Specifically, not having appealed her judgment of conviction or filed a § 2255 motion, plaintiff moved to vacate her conviction by filing a petition for writ of error coram nobis in the district court. That petition was denied, and an appeal is cur *542 rently pending in this court. Plaintiff also filed unsuccessful motions (1) to terminate the removal proceedings to permit her to proceed to a final decision on the application for naturalization, and (2) to stay the removal proceedings so that a motion to reopen the prior in absentia order of removal could be heard. Although defendants indicate that an evidentiary hearing was held in the removal proceedings on July 27, 2009, it appears that the removal proceedings remain pending at this time.
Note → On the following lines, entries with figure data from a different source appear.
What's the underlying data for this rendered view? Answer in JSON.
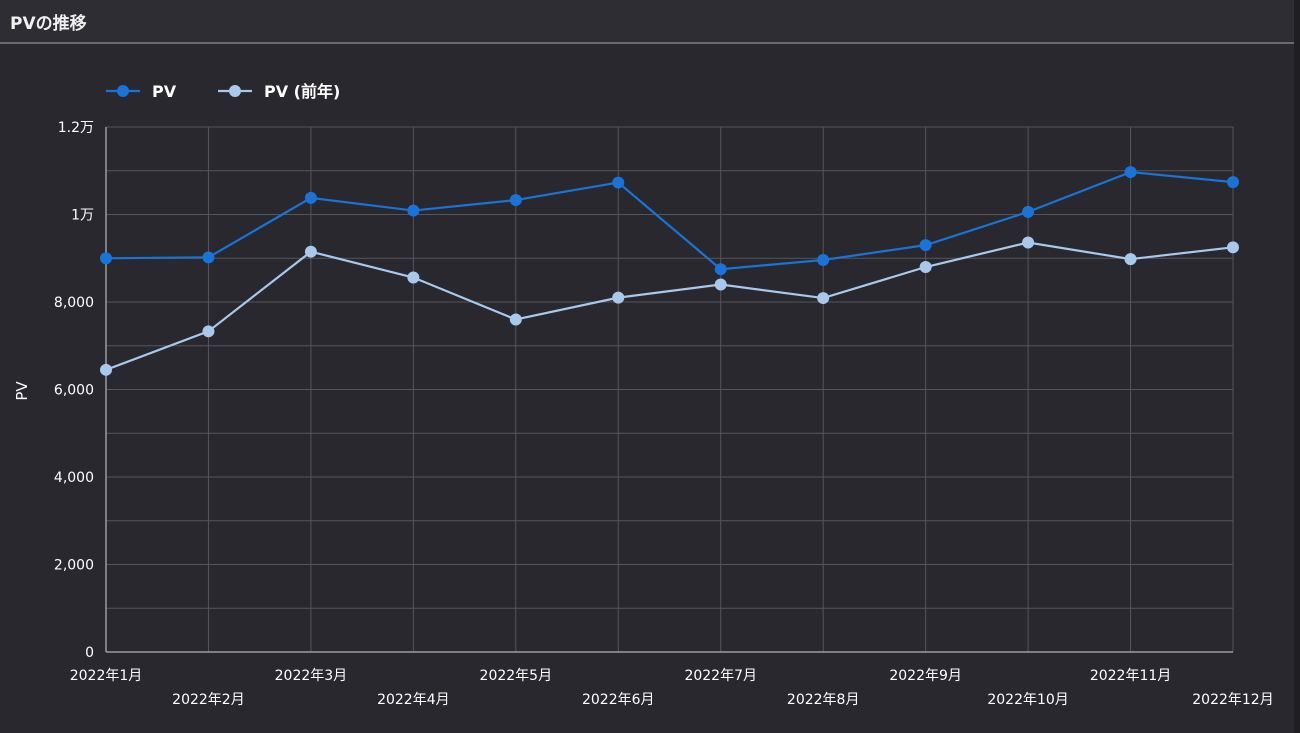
{
  "panel": {
    "title": "PVの推移"
  },
  "chart_data": {
    "type": "line",
    "title": "",
    "ylabel": "PV",
    "xlabel": "",
    "ylim": [
      0,
      12000
    ],
    "y_ticks": [
      {
        "value": 0,
        "label": "0"
      },
      {
        "value": 2000,
        "label": "2,000"
      },
      {
        "value": 4000,
        "label": "4,000"
      },
      {
        "value": 6000,
        "label": "6,000"
      },
      {
        "value": 8000,
        "label": "8,000"
      },
      {
        "value": 10000,
        "label": "1万"
      },
      {
        "value": 12000,
        "label": "1.2万"
      }
    ],
    "categories": [
      "2022年1月",
      "2022年2月",
      "2022年3月",
      "2022年4月",
      "2022年5月",
      "2022年6月",
      "2022年7月",
      "2022年8月",
      "2022年9月",
      "2022年10月",
      "2022年11月",
      "2022年12月"
    ],
    "series": [
      {
        "name": "PV",
        "color": "#1a73d6",
        "values": [
          9000,
          9020,
          10380,
          10090,
          10330,
          10730,
          8750,
          8960,
          9300,
          10060,
          10970,
          10740
        ]
      },
      {
        "name": "PV (前年)",
        "color": "#a8c8ec",
        "values": [
          6450,
          7330,
          9150,
          8560,
          7600,
          8100,
          8400,
          8090,
          8800,
          9360,
          8980,
          9250
        ]
      }
    ],
    "grid": true,
    "legend": "top-left"
  }
}
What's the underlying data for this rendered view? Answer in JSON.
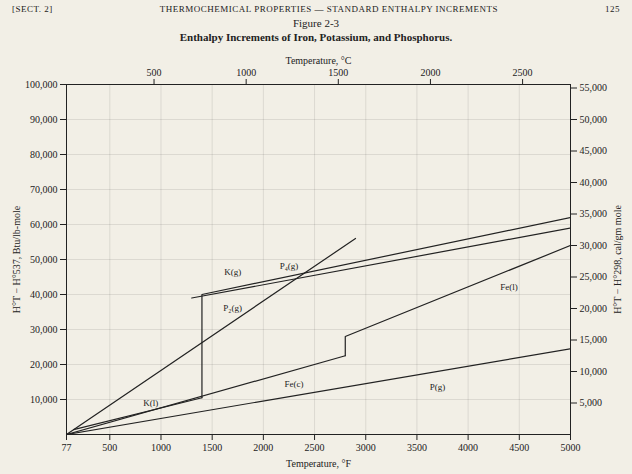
{
  "chart_data": {
    "type": "line",
    "header": {
      "left": "[SECT. 2]",
      "center": "THERMOCHEMICAL PROPERTIES — STANDARD ENTHALPY INCREMENTS",
      "right": "125"
    },
    "title": "Figure 2-3",
    "subtitle": "Enthalpy Increments of Iron, Potassium, and Phosphorus.",
    "xlabel": "Temperature, °F",
    "x2label": "Temperature, °C",
    "ylabel": "H°T − H°537, Btu/lb-mole",
    "y2label": "H°T − H°298, cal/gm mole",
    "color": "#222222",
    "grid": true,
    "xlim": [
      77,
      5000
    ],
    "xticks": [
      77,
      500,
      1000,
      1500,
      2000,
      2500,
      3000,
      3500,
      4000,
      4500,
      5000
    ],
    "x2lim": [
      25,
      2760
    ],
    "x2ticks": [
      500,
      1000,
      1500,
      2000,
      2500
    ],
    "ylim": [
      0,
      100000
    ],
    "yticks": [
      {
        "value": 10000,
        "label": "10,000"
      },
      {
        "value": 20000,
        "label": "20,000"
      },
      {
        "value": 30000,
        "label": "30,000"
      },
      {
        "value": 40000,
        "label": "40,000"
      },
      {
        "value": 50000,
        "label": "50,000"
      },
      {
        "value": 60000,
        "label": "60,000"
      },
      {
        "value": 70000,
        "label": "70,000"
      },
      {
        "value": 80000,
        "label": "80,000"
      },
      {
        "value": 90000,
        "label": "90,000"
      },
      {
        "value": 100000,
        "label": "100,000"
      }
    ],
    "y2lim": [
      0,
      55556
    ],
    "y2ticks": [
      {
        "value": 5000,
        "label": "5,000"
      },
      {
        "value": 10000,
        "label": "10,000"
      },
      {
        "value": 15000,
        "label": "15,000"
      },
      {
        "value": 20000,
        "label": "20,000"
      },
      {
        "value": 25000,
        "label": "25,000"
      },
      {
        "value": 30000,
        "label": "30,000"
      },
      {
        "value": 35000,
        "label": "35,000"
      },
      {
        "value": 40000,
        "label": "40,000"
      },
      {
        "value": 45000,
        "label": "45,000"
      },
      {
        "value": 50000,
        "label": "50,000"
      },
      {
        "value": 55000,
        "label": "55,000"
      }
    ],
    "series": [
      {
        "name": "P₄(g)",
        "values": [
          [
            77,
            0
          ],
          [
            2900,
            56000
          ]
        ],
        "label_at": [
          2250,
          48000
        ]
      },
      {
        "name": "K(l)",
        "values": [
          [
            147,
            1400
          ],
          [
            1400,
            10500
          ]
        ],
        "label_at": [
          900,
          9000
        ]
      },
      {
        "name": "K(g)",
        "values": [
          [
            1400,
            10500
          ],
          [
            1400,
            40000
          ],
          [
            5000,
            62000
          ]
        ],
        "label_at": [
          1700,
          46500
        ]
      },
      {
        "name": "P₂(g)",
        "values": [
          [
            1300,
            39000
          ],
          [
            5000,
            59000
          ]
        ],
        "label_at": [
          1700,
          36000
        ]
      },
      {
        "name": "Fe(c)",
        "values": [
          [
            77,
            0
          ],
          [
            2800,
            22500
          ]
        ],
        "label_at": [
          2300,
          14300
        ]
      },
      {
        "name": "Fe(l)",
        "values": [
          [
            2800,
            22500
          ],
          [
            2800,
            28000
          ],
          [
            5000,
            54000
          ]
        ],
        "label_at": [
          4400,
          42000
        ]
      },
      {
        "name": "P(g)",
        "values": [
          [
            77,
            0
          ],
          [
            5000,
            24500
          ]
        ],
        "label_at": [
          3700,
          13500
        ]
      }
    ]
  }
}
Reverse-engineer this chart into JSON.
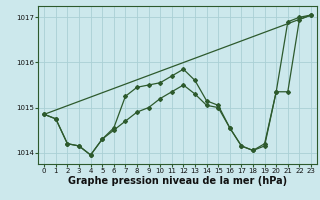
{
  "background_color": "#cce8ec",
  "grid_color": "#aad0d5",
  "line_color": "#2d5a2d",
  "xlabel": "Graphe pression niveau de la mer (hPa)",
  "xlabel_fontsize": 7.0,
  "xlim": [
    -0.5,
    23.5
  ],
  "ylim": [
    1013.75,
    1017.25
  ],
  "yticks": [
    1014,
    1015,
    1016,
    1017
  ],
  "xticks": [
    0,
    1,
    2,
    3,
    4,
    5,
    6,
    7,
    8,
    9,
    10,
    11,
    12,
    13,
    14,
    15,
    16,
    17,
    18,
    19,
    20,
    21,
    22,
    23
  ],
  "series": [
    {
      "x": [
        0,
        1,
        2,
        3,
        4,
        5,
        6,
        7,
        8,
        9,
        10,
        11,
        12,
        13,
        14,
        15,
        16,
        17,
        18,
        19,
        20,
        21,
        22,
        23
      ],
      "y": [
        1014.85,
        1014.75,
        1014.2,
        1014.15,
        1013.95,
        1014.3,
        1014.55,
        1015.25,
        1015.45,
        1015.5,
        1015.55,
        1015.7,
        1015.85,
        1015.6,
        1015.15,
        1015.05,
        1014.55,
        1014.15,
        1014.05,
        1014.15,
        1015.35,
        1016.9,
        1017.0,
        1017.05
      ]
    },
    {
      "x": [
        0,
        1,
        2,
        3,
        4,
        5,
        6,
        7,
        8,
        9,
        10,
        11,
        12,
        13,
        14,
        15,
        16,
        17,
        18,
        19,
        20,
        21,
        22,
        23
      ],
      "y": [
        1014.85,
        1014.75,
        1014.2,
        1014.15,
        1013.95,
        1014.3,
        1014.5,
        1014.7,
        1014.9,
        1015.0,
        1015.2,
        1015.35,
        1015.5,
        1015.3,
        1015.05,
        1015.0,
        1014.55,
        1014.15,
        1014.05,
        1014.2,
        1015.35,
        1015.35,
        1016.95,
        1017.05
      ]
    },
    {
      "x": [
        0,
        23
      ],
      "y": [
        1014.85,
        1017.05
      ]
    }
  ]
}
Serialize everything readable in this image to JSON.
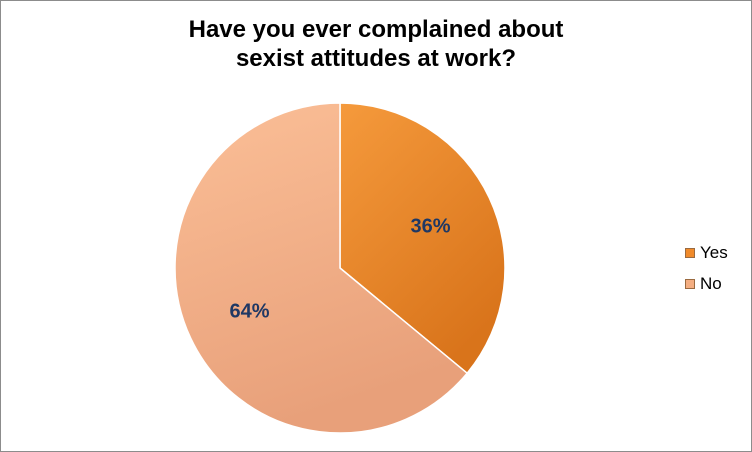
{
  "chart_data": {
    "type": "pie",
    "title_lines": [
      "Have you ever complained about",
      "sexist attitudes at work?"
    ],
    "categories": [
      "Yes",
      "No"
    ],
    "values": [
      36,
      64
    ],
    "data_labels": [
      "36%",
      "64%"
    ],
    "colors": [
      "#f08a2a",
      "#f4ae82"
    ],
    "legend_position": "right"
  }
}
This action was filed on August 22, 2008, a few months after removal proceedings were initiated, invoking the district court’s jurisdiction under § 1447(b) to hear the matter because the USCIS had not acted within 120 days of her examination. On September 3, 2008, before defendants were properly served, the USCIS issued a written decision denying plaintiffs application for naturalization. That order referred not only to the pending removal proceedings, but also to plaintiffs failure to disclose in the application her involvement with criminal activity or the prior order of removal. Defendants moved to dismiss the complaint for improper service, which defendants concede was rectified on October 3, 2008. Plaintiffs response to this motion also asked the district court to vacate the recent denial of her application for naturalization.
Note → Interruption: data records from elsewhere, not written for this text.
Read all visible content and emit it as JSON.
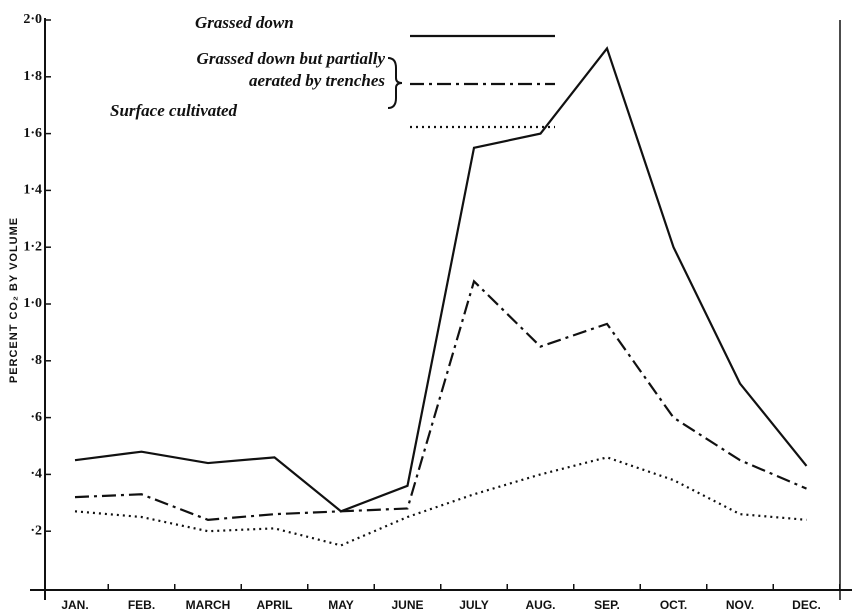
{
  "chart_data": {
    "type": "line",
    "y_label": "PERCENT CO₂ BY VOLUME",
    "categories": [
      "JAN.",
      "FEB.",
      "MARCH",
      "APRIL",
      "MAY",
      "JUNE",
      "JULY",
      "AUG.",
      "SEP.",
      "OCT.",
      "NOV.",
      "DEC."
    ],
    "series": [
      {
        "name": "Grassed down",
        "color": "#111111",
        "dash": "solid",
        "values": [
          0.45,
          0.48,
          0.44,
          0.46,
          0.27,
          0.36,
          1.55,
          1.6,
          1.9,
          1.2,
          0.72,
          0.43
        ]
      },
      {
        "name": "Grassed down but partially aerated by trenches",
        "color": "#111111",
        "dash": "dashdot",
        "values": [
          0.32,
          0.33,
          0.24,
          0.26,
          0.27,
          0.28,
          1.08,
          0.85,
          0.93,
          0.6,
          0.45,
          0.35
        ]
      },
      {
        "name": "Surface cultivated",
        "color": "#111111",
        "dash": "dotted",
        "values": [
          0.27,
          0.25,
          0.2,
          0.21,
          0.15,
          0.25,
          0.33,
          0.4,
          0.46,
          0.38,
          0.26,
          0.24
        ]
      }
    ],
    "ylim": [
      0,
      2.0
    ],
    "yticks": [
      {
        "value": 0.2,
        "label": "·2"
      },
      {
        "value": 0.4,
        "label": "·4"
      },
      {
        "value": 0.6,
        "label": "·6"
      },
      {
        "value": 0.8,
        "label": "·8"
      },
      {
        "value": 1.0,
        "label": "1·0"
      },
      {
        "value": 1.2,
        "label": "1·2"
      },
      {
        "value": 1.4,
        "label": "1·4"
      },
      {
        "value": 1.6,
        "label": "1·6"
      },
      {
        "value": 1.8,
        "label": "1·8"
      },
      {
        "value": 2.0,
        "label": "2·0"
      }
    ]
  }
}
Plaintiff moved for summary judgment in her favor, and defendants’ response included a motion to dismiss on alternative grounds of mootness and lack of subject matter jurisdiction. The district court concluded that it lacked subject matter jurisdiction while removal proceedings were pending. Denying plaintiffs motion for summary judgment and granting defendants’ motion to dismiss, the district court dismissed the complaint without prejudice in an order entered on February 12, 2009. Plaintiff filed a motion for reconsideration, which was denied. This appeal followed.

II.

We review de novo a district court’s decision to dismiss for lack of subject matter jurisdiction under Fed.R.Civ.P. 12(b)(1), except that when a district court inquires into the factual basis for jurisdiction the factual findings are reviewed for clear error. See Memphis Biofuels, LLC v. Chickasaw Nation Indus., Inc., 585 F.3d 917, 919 (6th Cir.2009); Abbott v. Michigan, 474 F.3d 324, 328 (6th Cir.2007). Since the decision in this case did not depend on factual findings, we consider defendants’ motion to be a facial attack on jurisdiction that is to be reviewed de novo.
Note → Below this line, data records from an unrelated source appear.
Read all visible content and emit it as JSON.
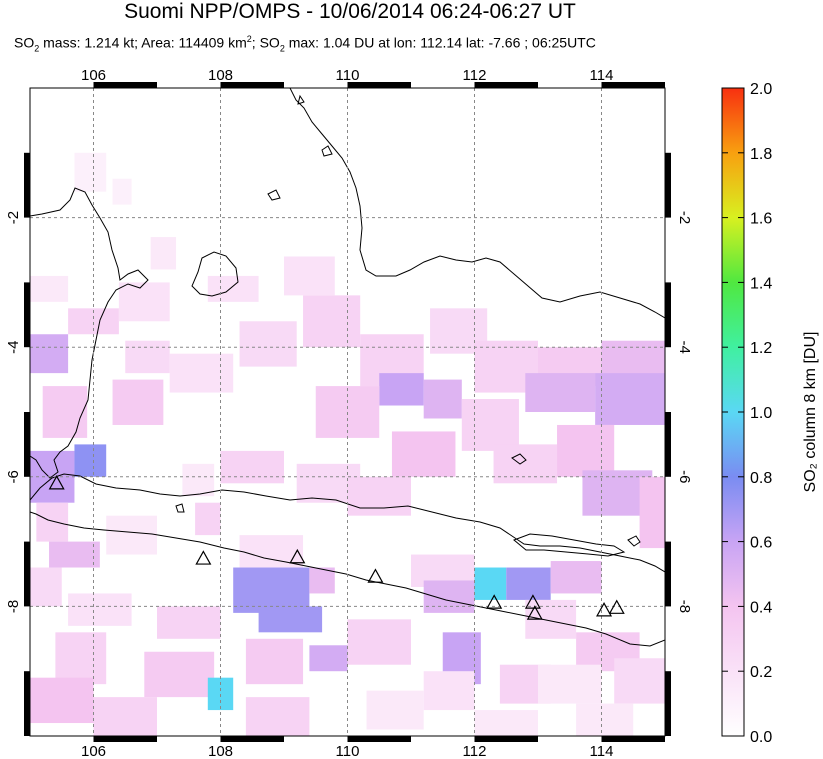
{
  "header": {
    "title": "Suomi NPP/OMPS - 10/06/2014 06:24-06:27 UT",
    "subtitle": {
      "mass_prefix": "SO",
      "mass_sub": "2",
      "mass_text": " mass: 1.214 kt; Area: 114409 km",
      "area_sup": "2",
      "max_prefix": "; SO",
      "max_sub": "2",
      "max_text": " max: 1.04 DU at lon: 112.14 lat: -7.66 ; 06:25UTC"
    }
  },
  "map": {
    "lon_range": [
      105,
      115
    ],
    "lat_range": [
      -10,
      0
    ],
    "lon_ticks": [
      "106",
      "108",
      "110",
      "112",
      "114"
    ],
    "lat_ticks": [
      "-2",
      "-4",
      "-6",
      "-8"
    ],
    "volcano_icon": "triangle-volcano-icon",
    "volcanoes": [
      {
        "lon": 105.42,
        "lat": -6.1
      },
      {
        "lon": 107.73,
        "lat": -7.26
      },
      {
        "lon": 109.21,
        "lat": -7.24
      },
      {
        "lon": 110.44,
        "lat": -7.54
      },
      {
        "lon": 112.31,
        "lat": -7.94
      },
      {
        "lon": 112.92,
        "lat": -7.94
      },
      {
        "lon": 112.95,
        "lat": -8.11
      },
      {
        "lon": 114.04,
        "lat": -8.06
      },
      {
        "lon": 114.24,
        "lat": -8.02
      }
    ]
  },
  "colorbar": {
    "label": "SO₂ column 8 km [DU]",
    "ticks": [
      "0.0",
      "0.2",
      "0.4",
      "0.6",
      "0.8",
      "1.0",
      "1.2",
      "1.4",
      "1.6",
      "1.8",
      "2.0"
    ],
    "range": [
      0,
      2
    ]
  },
  "so2_cells": [
    [
      105.0,
      -3.8,
      105.6,
      -4.4,
      0.55
    ],
    [
      105.2,
      -4.6,
      105.9,
      -5.4,
      0.35
    ],
    [
      105.0,
      -5.6,
      105.7,
      -6.4,
      0.6
    ],
    [
      105.7,
      -5.5,
      106.2,
      -6.0,
      0.75
    ],
    [
      105.1,
      -6.4,
      105.6,
      -7.0,
      0.3
    ],
    [
      105.3,
      -7.0,
      106.1,
      -7.4,
      0.45
    ],
    [
      105.0,
      -7.4,
      105.5,
      -8.0,
      0.25
    ],
    [
      105.6,
      -3.4,
      106.4,
      -3.8,
      0.3
    ],
    [
      106.4,
      -3.0,
      107.2,
      -3.6,
      0.2
    ],
    [
      106.5,
      -3.9,
      107.2,
      -4.4,
      0.25
    ],
    [
      106.3,
      -4.5,
      107.1,
      -5.2,
      0.35
    ],
    [
      107.2,
      -4.1,
      108.2,
      -4.7,
      0.2
    ],
    [
      108.3,
      -3.6,
      109.2,
      -4.3,
      0.25
    ],
    [
      109.3,
      -3.2,
      110.2,
      -4.0,
      0.3
    ],
    [
      110.2,
      -3.8,
      111.2,
      -4.6,
      0.3
    ],
    [
      111.3,
      -3.4,
      112.2,
      -4.1,
      0.25
    ],
    [
      112.0,
      -3.9,
      113.0,
      -4.7,
      0.3
    ],
    [
      113.0,
      -4.0,
      114.0,
      -4.6,
      0.35
    ],
    [
      114.0,
      -3.9,
      115.0,
      -4.7,
      0.45
    ],
    [
      112.8,
      -4.4,
      113.9,
      -5.0,
      0.5
    ],
    [
      113.9,
      -4.4,
      115.0,
      -5.2,
      0.55
    ],
    [
      110.5,
      -4.4,
      111.2,
      -4.9,
      0.6
    ],
    [
      111.2,
      -4.5,
      111.8,
      -5.1,
      0.5
    ],
    [
      109.5,
      -4.6,
      110.5,
      -5.4,
      0.35
    ],
    [
      111.8,
      -4.8,
      112.7,
      -5.6,
      0.3
    ],
    [
      110.7,
      -5.3,
      111.7,
      -6.0,
      0.4
    ],
    [
      112.3,
      -5.5,
      113.3,
      -6.1,
      0.3
    ],
    [
      113.3,
      -5.2,
      114.2,
      -6.0,
      0.4
    ],
    [
      113.7,
      -5.9,
      114.8,
      -6.6,
      0.5
    ],
    [
      114.6,
      -6.0,
      115.0,
      -7.1,
      0.4
    ],
    [
      108.0,
      -5.6,
      109.0,
      -6.1,
      0.3
    ],
    [
      109.2,
      -5.8,
      110.2,
      -6.4,
      0.25
    ],
    [
      110.0,
      -6.0,
      111.0,
      -6.6,
      0.3
    ],
    [
      107.6,
      -6.4,
      108.0,
      -6.9,
      0.3
    ],
    [
      108.3,
      -6.9,
      109.3,
      -7.4,
      0.2
    ],
    [
      111.0,
      -7.2,
      112.0,
      -7.7,
      0.25
    ],
    [
      108.2,
      -7.4,
      109.4,
      -8.1,
      0.7
    ],
    [
      108.6,
      -8.0,
      109.6,
      -8.4,
      0.7
    ],
    [
      109.4,
      -7.4,
      109.8,
      -7.8,
      0.45
    ],
    [
      112.0,
      -7.4,
      112.5,
      -7.9,
      1.0
    ],
    [
      112.5,
      -7.4,
      113.2,
      -7.9,
      0.7
    ],
    [
      111.2,
      -7.6,
      112.0,
      -8.1,
      0.5
    ],
    [
      113.2,
      -7.3,
      114.0,
      -7.8,
      0.45
    ],
    [
      111.5,
      -8.4,
      112.1,
      -9.2,
      0.6
    ],
    [
      110.0,
      -8.2,
      111.0,
      -8.9,
      0.3
    ],
    [
      109.4,
      -8.6,
      110.0,
      -9.0,
      0.55
    ],
    [
      108.4,
      -8.5,
      109.3,
      -9.2,
      0.35
    ],
    [
      106.8,
      -8.7,
      107.9,
      -9.4,
      0.35
    ],
    [
      107.8,
      -9.1,
      108.2,
      -9.6,
      1.0
    ],
    [
      105.4,
      -8.4,
      106.2,
      -9.2,
      0.3
    ],
    [
      105.0,
      -9.1,
      106.0,
      -9.8,
      0.4
    ],
    [
      106.0,
      -9.4,
      107.0,
      -10.0,
      0.3
    ],
    [
      108.4,
      -9.4,
      109.4,
      -10.0,
      0.3
    ],
    [
      112.4,
      -8.9,
      113.2,
      -9.5,
      0.3
    ],
    [
      113.6,
      -8.4,
      114.6,
      -9.0,
      0.35
    ],
    [
      111.2,
      -9.0,
      112.0,
      -9.6,
      0.2
    ],
    [
      112.0,
      -9.6,
      113.0,
      -10.0,
      0.15
    ],
    [
      107.0,
      -8.0,
      108.0,
      -8.5,
      0.3
    ],
    [
      105.6,
      -7.8,
      106.6,
      -8.3,
      0.2
    ],
    [
      113.0,
      -8.9,
      114.0,
      -9.5,
      0.15
    ],
    [
      114.2,
      -8.8,
      115.0,
      -9.5,
      0.25
    ],
    [
      110.3,
      -9.3,
      111.2,
      -9.9,
      0.15
    ],
    [
      113.6,
      -9.5,
      114.5,
      -10.0,
      0.15
    ],
    [
      106.2,
      -6.6,
      107.0,
      -7.2,
      0.15
    ],
    [
      107.4,
      -5.8,
      107.9,
      -6.3,
      0.15
    ],
    [
      112.8,
      -7.9,
      113.6,
      -8.5,
      0.25
    ],
    [
      109.0,
      -2.6,
      109.8,
      -3.2,
      0.2
    ],
    [
      107.8,
      -2.9,
      108.6,
      -3.3,
      0.2
    ],
    [
      105.7,
      -1.0,
      106.2,
      -1.6,
      0.1
    ],
    [
      106.3,
      -1.4,
      106.6,
      -1.8,
      0.1
    ],
    [
      106.9,
      -2.3,
      107.3,
      -2.8,
      0.15
    ],
    [
      105.0,
      -2.9,
      105.6,
      -3.3,
      0.15
    ]
  ]
}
A. Sections 1447(b) and 1429

Until the adoption of what would become § 1429, “the usual practice had been ‘for both the [removal] and naturalization processes to proceed along together until either [the] petitioner’s [removal] or naturalization ipso facto terminated the possibility of the other occurring.” Zayed v. United States, 368 F.3d 902, 905 (6th Cir.2004) (quoting Shomberg v. United States, 348 U.S. 540, 543, 75 S.Ct. 509, 99 L.Ed. 624 (1955)). Congress put an end to the race between naturalization and removal in 1950 by adopting a priority provision declaring, in part, that “no petition for naturalization shall be finally heard by a naturalization court” while deportation proceedings were pending against the applicant. Ajlani v. Chertoff, 545 F.3d 229, 236 (2d Cir.2008) (quoting Internal Security Act of 1950, Pub.L. No. 81-831, § 27, 64 Stat. 987, 1015, reenacted as INA § 318 (codified at 8 U.S.C.